Under his leadership, Ethiopia has zero inflation; a 7 percent annual economic growth rate; surprisingly comprehensive plans in education, health, agriculture, and state and privately owned banking; and improvements in transportation. They are privatizing mines, hotels, bottling plants, and many other industries. They have a moderate foreign debt, most of which is to Russia for weapons purchased during the previous Communist regime. One of the biggest uncertainties is Meles' commitment to an unprecedented devolution of authority from the central government to the various regions in Ethiopia. At this early stage, this results in frequent differences between national law and policy and what is actually done in the regions. I have questioned this philosophy of his for the past 10 years, but he is convinced that it is the only way to maintain harmony among the disparate ethnic groups that comprise the nation.
Lalibela: Ever since we first came to Ethiopia, we have wanted to visit the Lalibela churches, carved in the 11th century.
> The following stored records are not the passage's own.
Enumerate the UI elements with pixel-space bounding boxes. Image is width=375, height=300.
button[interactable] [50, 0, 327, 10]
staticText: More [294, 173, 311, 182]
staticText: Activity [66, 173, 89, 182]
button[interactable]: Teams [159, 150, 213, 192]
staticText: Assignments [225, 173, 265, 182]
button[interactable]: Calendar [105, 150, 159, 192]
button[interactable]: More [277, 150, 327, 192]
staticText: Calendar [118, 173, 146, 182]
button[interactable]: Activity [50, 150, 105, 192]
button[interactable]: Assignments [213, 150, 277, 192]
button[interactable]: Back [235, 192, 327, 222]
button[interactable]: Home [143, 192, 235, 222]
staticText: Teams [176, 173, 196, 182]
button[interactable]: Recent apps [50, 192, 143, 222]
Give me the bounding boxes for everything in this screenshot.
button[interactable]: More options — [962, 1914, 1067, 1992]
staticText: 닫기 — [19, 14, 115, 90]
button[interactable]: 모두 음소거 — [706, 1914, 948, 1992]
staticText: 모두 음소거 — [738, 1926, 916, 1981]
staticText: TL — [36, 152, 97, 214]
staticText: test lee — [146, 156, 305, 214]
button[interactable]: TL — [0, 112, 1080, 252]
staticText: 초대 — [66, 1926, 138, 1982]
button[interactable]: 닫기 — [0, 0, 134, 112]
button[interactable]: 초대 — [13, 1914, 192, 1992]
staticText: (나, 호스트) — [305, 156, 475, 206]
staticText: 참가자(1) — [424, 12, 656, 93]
These monolithic structures are in a remote northern region, almost inaccessible during the rainy season. This time, a new airstrip had been completed, and we flew up for a visit. We were given a grand ceremonial welcome and treated royally by the Coptic Christian priests and other leaders. It is a remarkable experience to see how King Lalibela at that time (during the crusades) thought that Jerusalem would be lost and attempted to construct the elements of the Holy City in the northern mountains of Ethiopia. Eleven churches are carved out of solid rock, and are maintained quite well with the help of UNESCO, the Ethiopian government, and local people.
Personal problem: During the first night we were in Ethiopia, I awoke with a severe itching of my left knee, and saw that it was red, as though bitten in two places. The next morning it was painful and swollen, but we proceeded on our 2-day field trip. Back in Addis, the medics examined it, were unable to determine if it was caused by a spider or other insect bite, but prescribed oral painkillers and antibiotics. When my knee didn't improve after two days, they finally decided to give me intravenous antibiotics and strongly recommended that I return to Frankfurt and Atlanta for culture tests and more effective treatment. With great reluctance, I cancelled my planned visits to Mozambique and Mali, sent apologies to the presidents of the two countries, arranged for Ambassador Gordon Streeb to substitute for me in Mali, and returned home. I will try to reschedule visits as soon as convenient.
At the Ramstein Air Base in Germany, a team of doctors examined my knee, increased the antibiotic treatments in strength and frequency, and the next morning we flew on to Atlanta. At Emory, the doctors changed the treatment slightly, began more tests, and recommended that I spend the next two days with my knee elevated above my heart. The infection is now under control.